Dr. Widia akhirnya berharap LPD harus tetap dibuka dan dihidupkan kembali terutama dalam rangka menagih kredit macet dengan bunga dan dendanya. Kalau dibuka, ditata dengan baik, niscaya kepercayaan masyarakat akan muncul lagi. Bukan itu saja, LPD akan hidup kembali, semakin kuat, semakin berdaya, dan bermanfaaat bagi krama desa, seperti LPD Tuwed, Candi Kesuma, LPD Tukadaya, dan lain sebagainya.
Saat ditanya apakah penegakan hukum yang menjadikan kasus LPD sebagai tindak pidana korupsi bermanfaat bagi masyarakat, Doktor Widia menjawab bahwa itu sama sekali tidak bermanfaat, justru masyarakat menjadi semakin rugi. Ada fakta hukum yang menyatakan demikian. Dicantohkannya di Desa Tuwed, hampir satu tahun berperkara, masyarakat tidak mendapatkan apa-apa, cuma saksinya saja dibayar kurang lebih Rp600.000,- sekali dating dan juga pengacara terdakwa yang dibayar oleh negara.
Dalam hal ini Doktor Widia justru menyarankan kasus LPD dapat diselesaikan dengan cara mengedapankan upaya restorative justice, dimana Restorative Justice adalah penyelesaian perkara pidana dengan melibatkan korban dan pelaku termasuk keluarganya.
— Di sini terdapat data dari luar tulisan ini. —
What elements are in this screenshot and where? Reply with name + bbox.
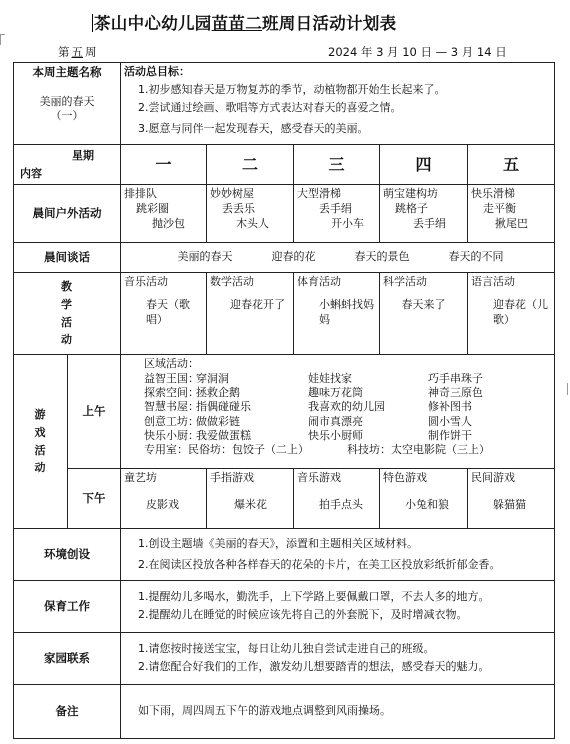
pm-mon: 童艺坊 皮影戏 <box>121 469 207 529</box>
pm-fri: 民间游戏 躲猫猫 <box>468 469 555 529</box>
day-tue: 二 <box>207 145 294 185</box>
teaching-tue: 数学活动 迎春花开了 <box>207 273 294 355</box>
home-row: 家园联系 1.请您按时接送宝宝，每日让幼儿独自尝试走进自己的班级。 2.请您配合好我们的工作，激发幼儿想要踏青的想法，感受春天的魅力。 <box>14 633 555 685</box>
morning-talk-topics: 美丽的春天 迎春的花 春天的景色 春天的不同 <box>121 243 555 273</box>
corner-cell: 星期 内容 <box>14 145 121 185</box>
outdoor-mon: 排排队 跳彩圈 抛沙包 <box>121 185 207 243</box>
days-header-row <box>14 145 555 185</box>
pm-wed: 音乐游戏 拍手点头 <box>294 469 380 529</box>
day-fri: 五 <box>468 145 555 185</box>
outdoor-tue: 妙妙树屋 丢丢乐 木头人 <box>207 185 294 243</box>
day-thu: 四 <box>380 145 468 185</box>
weekly-plan-table <box>13 62 555 739</box>
care-row: 保育工作 1.提醒幼儿多喝水，勤洗手，上下学路上要佩戴口罩，不去人多的地方。 2.提醒幼儿在睡觉的时候应该先将自己的外套脱下，及时增减衣物。 <box>14 581 555 633</box>
remarks-row: 备注 如下雨，周四周五下午的游戏地点调整到风雨操场。 <box>14 685 555 739</box>
class-name: 苗苗二 <box>211 14 263 33</box>
page-corner-mark <box>0 34 5 45</box>
teaching-row <box>14 273 555 355</box>
text-cursor <box>92 14 93 32</box>
environment-row: 环境创设 1.创设主题墙《美丽的春天》，添置和主题相关区域材料。 2.在阅读区投放各种各样春天的花朵的卡片，在美工区投放彩纸折郁金香。 <box>14 529 555 581</box>
week-number: 第 五 周 <box>58 45 97 59</box>
page-title: 茶山中心幼儿园苗苗二班周日活动计划表 <box>94 14 397 33</box>
morning-talk-row: 晨间谈话 美丽的春天 迎春的花 春天的景色 春天的不同 <box>14 243 555 273</box>
teaching-wed: 体育活动 小蝌蚪找妈妈 <box>294 273 380 355</box>
games-label: 游戏活动 <box>14 355 68 529</box>
games-pm-row: 下午 童艺坊 皮影戏 手指游戏 爆米花 音乐游戏 拍手点头 特色游戏 小兔和狼 民间游戏 躲猫猫 <box>14 469 555 529</box>
outdoor-fri: 快乐滑梯 走平衡 揪尾巴 <box>468 185 555 243</box>
teaching-fri: 语言活动 迎春花（儿歌） <box>468 273 555 355</box>
region-activities: 区域活动： 益智王国： 穿洞洞 娃娃找家 巧手串珠子 探索空间： 拯救企鹅 趣味万花筒 神奇三原色 智慧书屋： 指偶碰碰乐 我喜欢的幼儿园 修补图书 创意工坊： 做做彩链 闹市真漂亮 圆小雪人 快乐小厨： 我爱做蛋糕 快乐小厨师 制作饼干 专用室：民俗坊：包饺子（二上） 科技坊：太空电影院（三上） <box>121 355 555 469</box>
page-edge-mark <box>563 383 568 395</box>
teaching-thu: 科学活动 春天来了 <box>380 273 468 355</box>
outdoor-thu: 萌宝建构坊 跳格子 丢手绢 <box>380 185 468 243</box>
pm-thu: 特色游戏 小兔和狼 <box>380 469 468 529</box>
day-wed: 三 <box>294 145 380 185</box>
theme-cell: 本周主题名称 美丽的春天 （一） <box>14 63 121 145</box>
teaching-label: 教学活动 <box>14 273 121 355</box>
teaching-mon: 音乐活动 春天（歌唱） <box>121 273 207 355</box>
games-am-row: 游戏活动 上午 区域活动： 益智王国： 穿洞洞 娃娃找家 巧手串珠子 探索空间： 拯救企鹅 趣味万花筒 神奇三原色 智慧书屋： 指偶碰碰乐 我喜欢的幼儿园 修补图书 创意工坊： 做做彩链 闹市真漂亮 圆小雪人 快乐小厨： 我爱做蛋糕 快乐小厨师 制作饼干 专用室：民俗坊：包饺子（二上） 科技坊：太空电影院（三上） <box>14 355 555 469</box>
morning-outdoor-row: 晨间户外活动 排排队 跳彩圈 抛沙包 妙妙树屋 丢丢乐 木头人 大型滑梯 丢手绢 开小车 萌宝建构坊 跳格子 丢手绢 快乐滑梯 走平衡 揪尾巴 <box>14 185 555 243</box>
outdoor-wed: 大型滑梯 丢手绢 开小车 <box>294 185 380 243</box>
theme-row <box>14 63 555 145</box>
day-mon: 一 <box>121 145 207 185</box>
date-range: 2024 年 3 月 10 日 — 3 月 14 日 <box>328 45 507 59</box>
pm-tue: 手指游戏 爆米花 <box>207 469 294 529</box>
theme-goals: 活动总目标： 1.初步感知春天是万物复苏的季节，动植物都开始生长起来了。 2.尝试通过绘画、歌唱等方式表达对春天的喜爱之情。 3.愿意与同伴一起发现春天，感受春天的美丽。 <box>121 63 555 145</box>
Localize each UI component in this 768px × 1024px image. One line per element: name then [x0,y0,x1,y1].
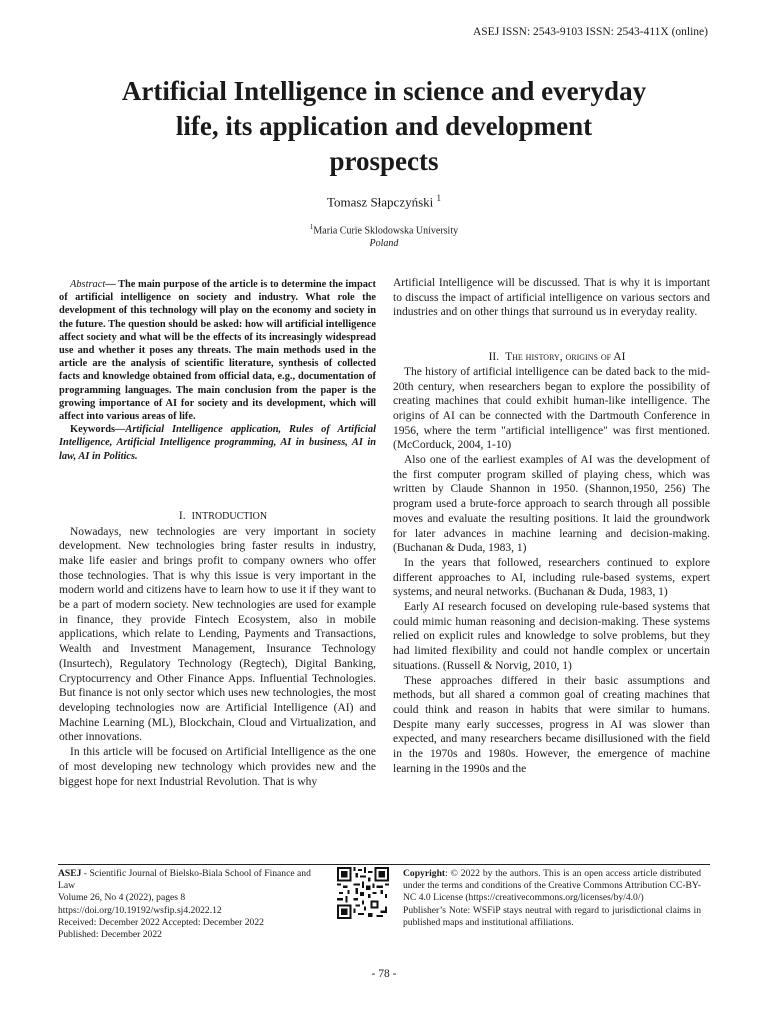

Hakekatnya, bermusyawarah untuk mencapai mufakat.
“Dasar hukumnya sangat banyak, terutama sila ke empat dari Pancasila. Menurut Ficot Capree, ”Musyawarah adalah hukum yang tertinggi yang ada di dalam masyarakat”. Kalau ini diingkari, maka namanya kebangetan, LPD harus dibuka Kembali, walaupun kantornya pinjam di kota agar di desa tidak ramai dan gaduh. Memang isu akan menjadi liar, LPD sengaja dibangkrutkan,” tutup Widia.